Just this past week, that boy’s wife made my wife and me grandparents, giving birth to a beautiful baby girl. Mother, father and daughter are all well. The grandfather is trying hard to figure out exactly how it happened that I, who remembers well holding that son of mine right after his birth, watched him hold his newborn daughter this week with the same sense of awe and wonder that I held him.
I can’t quite figure out of this complicates the task or makes it easier, but I am surrounded by people who share my memories of my son as a baby. I have spent my entire professional life as a rabbi here in Forest Hills, in the same pulpit. All four of my children were born into this community and grew up in it. Its members have been their extended family for their entire lives. What a fascinating experience it has been this week, watching these people- many of whom were at his brit!- react to his fatherhood. They have regaled me with stories of his childhood, and their memories of his first appearances in synagogue. I have listened to them with some combination of laughter and tears. I remember those days so well, but the boy that I knew then is not the man that I saw this week. This version of my son reminds me of me when I first came to Forest Hills. Watching him was like watching myself. Scary, but beautiful…

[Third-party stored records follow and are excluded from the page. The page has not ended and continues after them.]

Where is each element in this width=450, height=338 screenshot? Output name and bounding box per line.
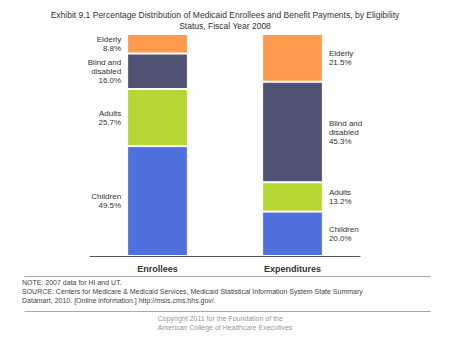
svg-text:21.5%: 21.5% <box>329 58 352 67</box>
svg-text:Datamart, 2010. [Online inform: Datamart, 2010. [Online information.] ht… <box>22 297 216 305</box>
svg-text:Adults: Adults <box>329 188 351 197</box>
svg-text:Exhibit 9.1 Percentage Distrib: Exhibit 9.1 Percentage Distribution of M… <box>51 10 400 20</box>
svg-text:Enrollees: Enrollees <box>137 264 178 274</box>
svg-text:45.3%: 45.3% <box>329 137 352 146</box>
svg-text:Copyright 2011 for the Foundat: Copyright 2011 for the Foundation of the <box>158 315 283 323</box>
svg-text:13.2%: 13.2% <box>329 197 352 206</box>
svg-text:Status, Fiscal Year 2008: Status, Fiscal Year 2008 <box>179 21 271 31</box>
svg-text:20.0%: 20.0% <box>329 234 352 243</box>
svg-text:Expenditures: Expenditures <box>264 264 321 274</box>
svg-text:Children: Children <box>91 192 121 201</box>
svg-text:Elderly: Elderly <box>97 35 121 44</box>
svg-text:8.8%: 8.8% <box>103 44 121 53</box>
svg-text:disabled: disabled <box>329 128 359 137</box>
svg-text:disabled: disabled <box>91 67 121 76</box>
svg-text:49.5%: 49.5% <box>98 201 121 210</box>
svg-text:Blind and: Blind and <box>88 58 121 67</box>
svg-text:American College of Healthcare: American College of Healthcare Executive… <box>158 324 293 332</box>
svg-text:Blind and: Blind and <box>329 119 362 128</box>
svg-text:Elderly: Elderly <box>329 49 353 58</box>
svg-text:16.0%: 16.0% <box>98 76 121 85</box>
svg-text:SOURCE: Centers for Medicare &: SOURCE: Centers for Medicare & Medicaid … <box>22 288 363 296</box>
svg-text:NOTE: 2007 data for HI and UT.: NOTE: 2007 data for HI and UT. <box>22 279 122 286</box>
svg-text:Children: Children <box>329 225 359 234</box>
svg-text:25.7%: 25.7% <box>98 118 121 127</box>
svg-text:Adults: Adults <box>99 109 121 118</box>
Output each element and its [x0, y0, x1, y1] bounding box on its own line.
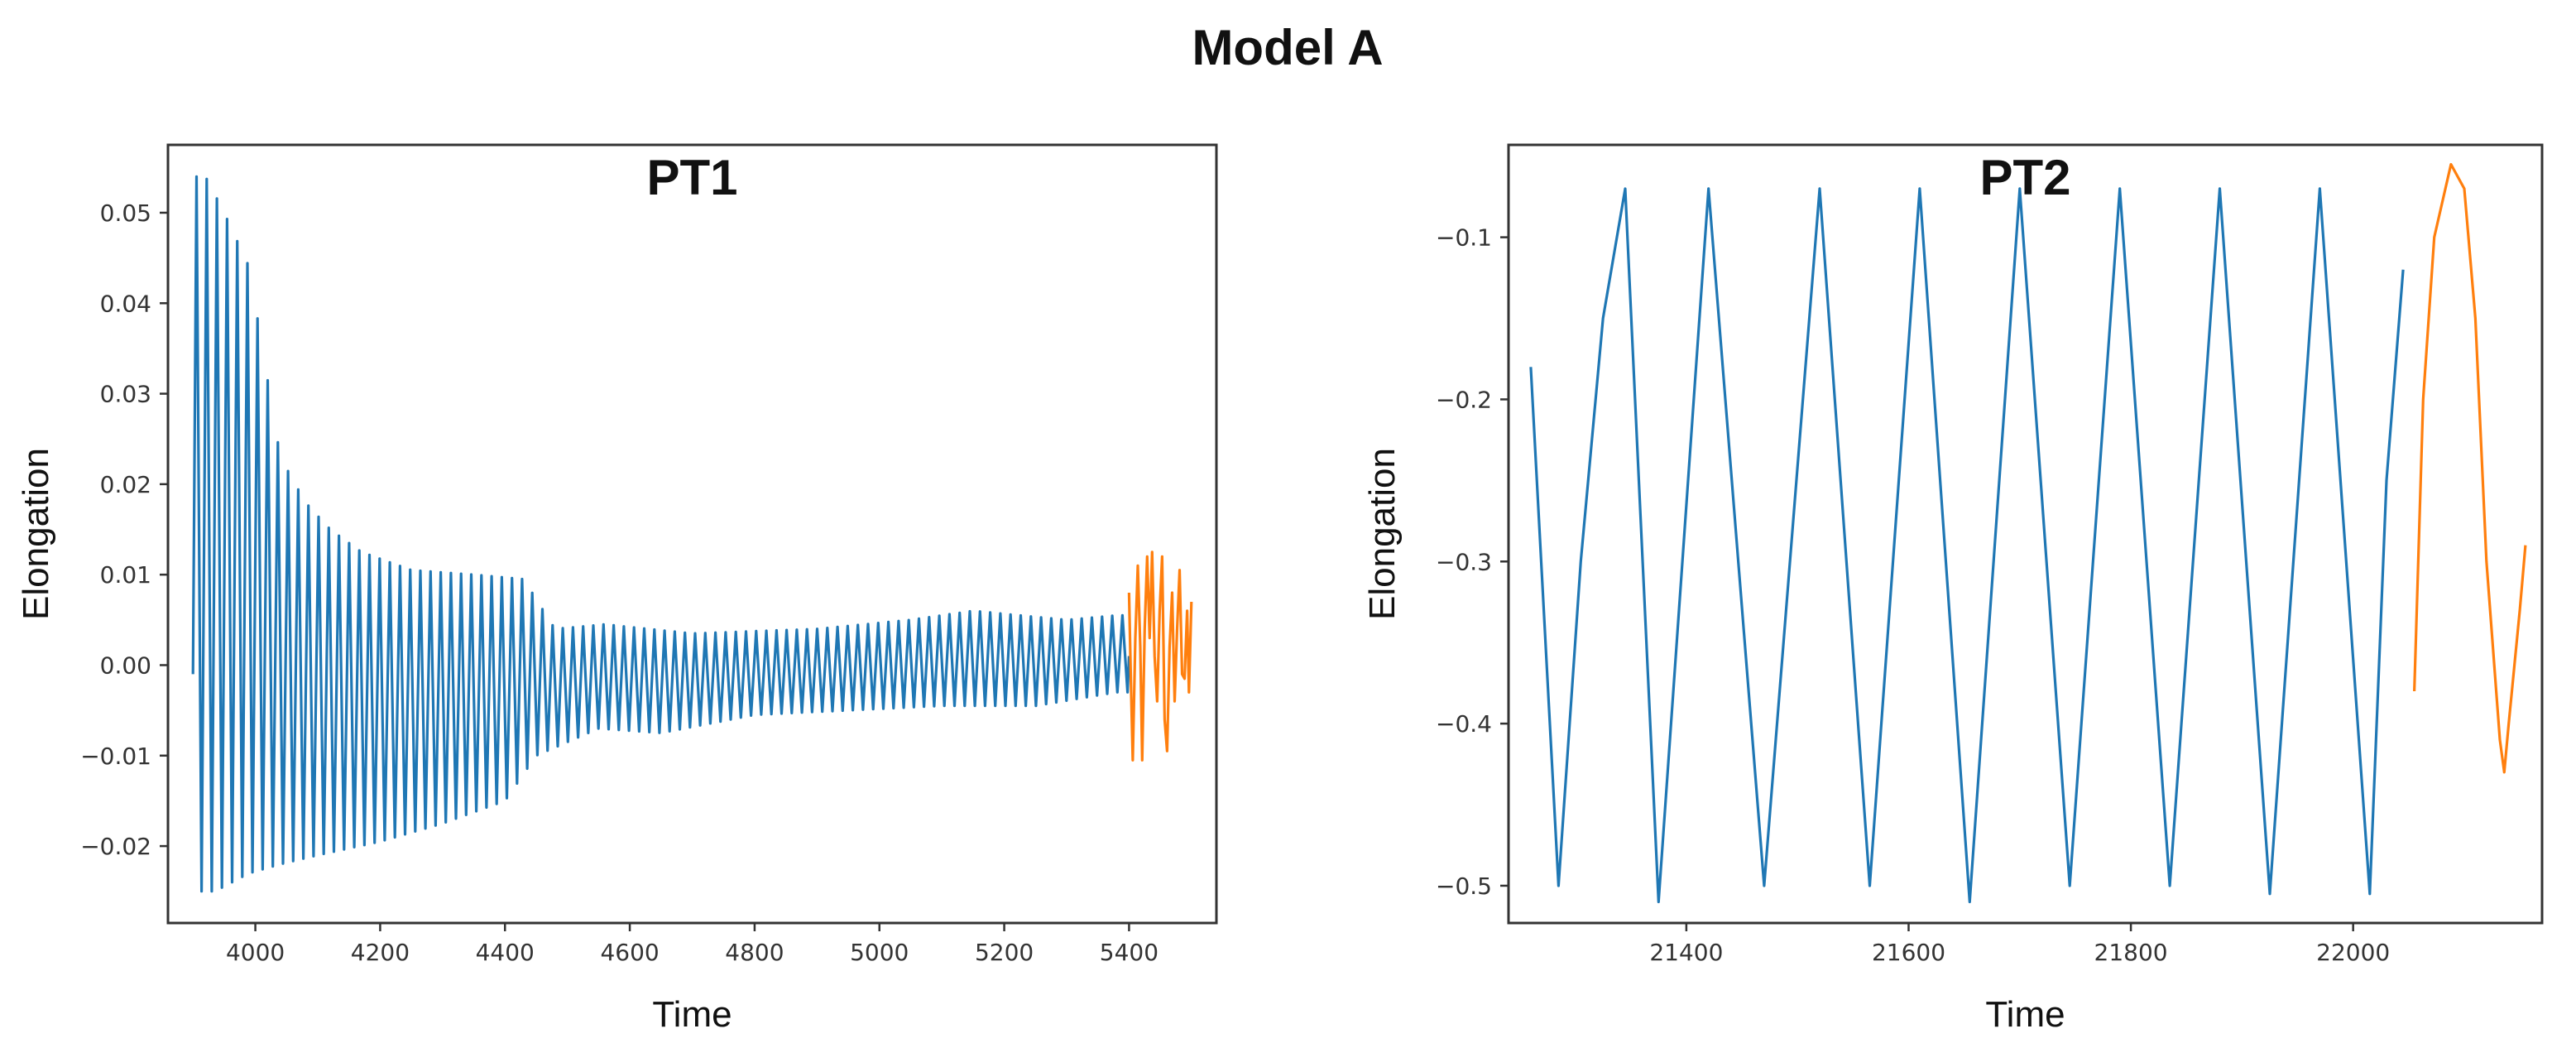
x-tick-label: 5200 [975, 939, 1034, 966]
chart-pt2: 21400 21600 21800 22000 −0.5 −0.4 −0.3 −0.2 −0.1… [1362, 143, 2544, 1035]
y-tick-label: −0.4 [1436, 710, 1492, 738]
chart-title: PT1 [646, 150, 737, 205]
series-line-2 [2413, 162, 2527, 774]
x-tick-label: 21600 [1872, 939, 1945, 966]
x-tick-label: 4000 [226, 939, 285, 966]
series-line-1 [1529, 187, 2405, 904]
figure-title: Model A [1192, 20, 1383, 75]
chart-title: PT2 [1979, 150, 2070, 205]
y-tick-label: −0.3 [1436, 548, 1492, 575]
plot-frame [1507, 143, 2544, 925]
y-tick-label: 0.04 [100, 290, 151, 317]
y-tick-label: −0.1 [1436, 224, 1492, 252]
y-tick-label: 0.03 [100, 381, 151, 408]
series-line-1 [191, 175, 1130, 893]
x-tick-label: 21800 [2094, 939, 2168, 966]
x-axis-label: Time [1985, 994, 2065, 1035]
series-line-2 [1127, 550, 1193, 762]
plot-frame [166, 143, 1218, 925]
y-tick-label: 0.01 [100, 561, 151, 589]
y-tick-label: −0.01 [80, 743, 151, 770]
y-tick-label: 0.05 [100, 200, 151, 227]
x-tick-label: 5000 [850, 939, 909, 966]
plot-area [191, 175, 1193, 893]
y-tick-label: 0.02 [100, 471, 151, 498]
chart-pt1: 4000 4200 4400 4600 4800 5000 5200 5400 −0.02 −0.… [16, 143, 1218, 1035]
x-tick-label: 5400 [1100, 939, 1158, 966]
x-tick-label: 4400 [476, 939, 535, 966]
y-tick-label: −0.5 [1436, 873, 1492, 900]
x-tick-label: 4600 [600, 939, 659, 966]
y-tick-label: −0.2 [1436, 386, 1492, 413]
x-tick-label: 4800 [725, 939, 784, 966]
x-tick-label: 21400 [1649, 939, 1723, 966]
x-tick-label: 22000 [2316, 939, 2390, 966]
plot-area [1529, 162, 2527, 904]
x-axis-label: Time [652, 994, 732, 1035]
x-tick-label: 4200 [351, 939, 410, 966]
y-tick-label: 0.00 [100, 651, 151, 679]
y-tick-label: −0.02 [80, 833, 151, 860]
y-axis-label: Elongation [16, 448, 56, 620]
y-axis-label: Elongation [1362, 448, 1403, 620]
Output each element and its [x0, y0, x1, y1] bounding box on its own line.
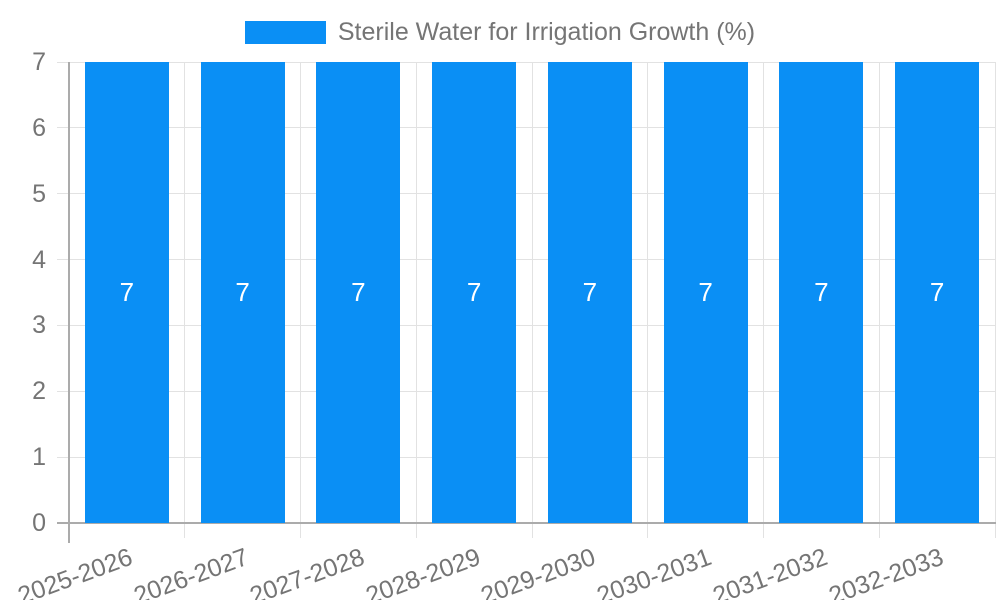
- bar[interactable]: 7: [547, 62, 632, 523]
- x-axis-tick-label: 2030-2031: [593, 543, 716, 600]
- legend-label: Sterile Water for Irrigation Growth (%): [337, 17, 756, 46]
- bar-value-label: 7: [814, 277, 829, 307]
- x-gridline: [763, 62, 764, 538]
- bar[interactable]: 7: [432, 62, 517, 523]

As I was writing this, my wife walked into the room, and I showed her what I had written (not unusual). “Very nice,” she said. “How do I end it? ” I asked. She thought for a minute, and as she walked out of the room, she turned and said, “He’s not you.” And she’s right.
The real miracle of the birth of this first grandchild is that while my son reminds me of me- eerily so- he is his own person, different in so many significant ways. He’ll be a different husband, and a different father.
I can’t wait to see who his daughter will be.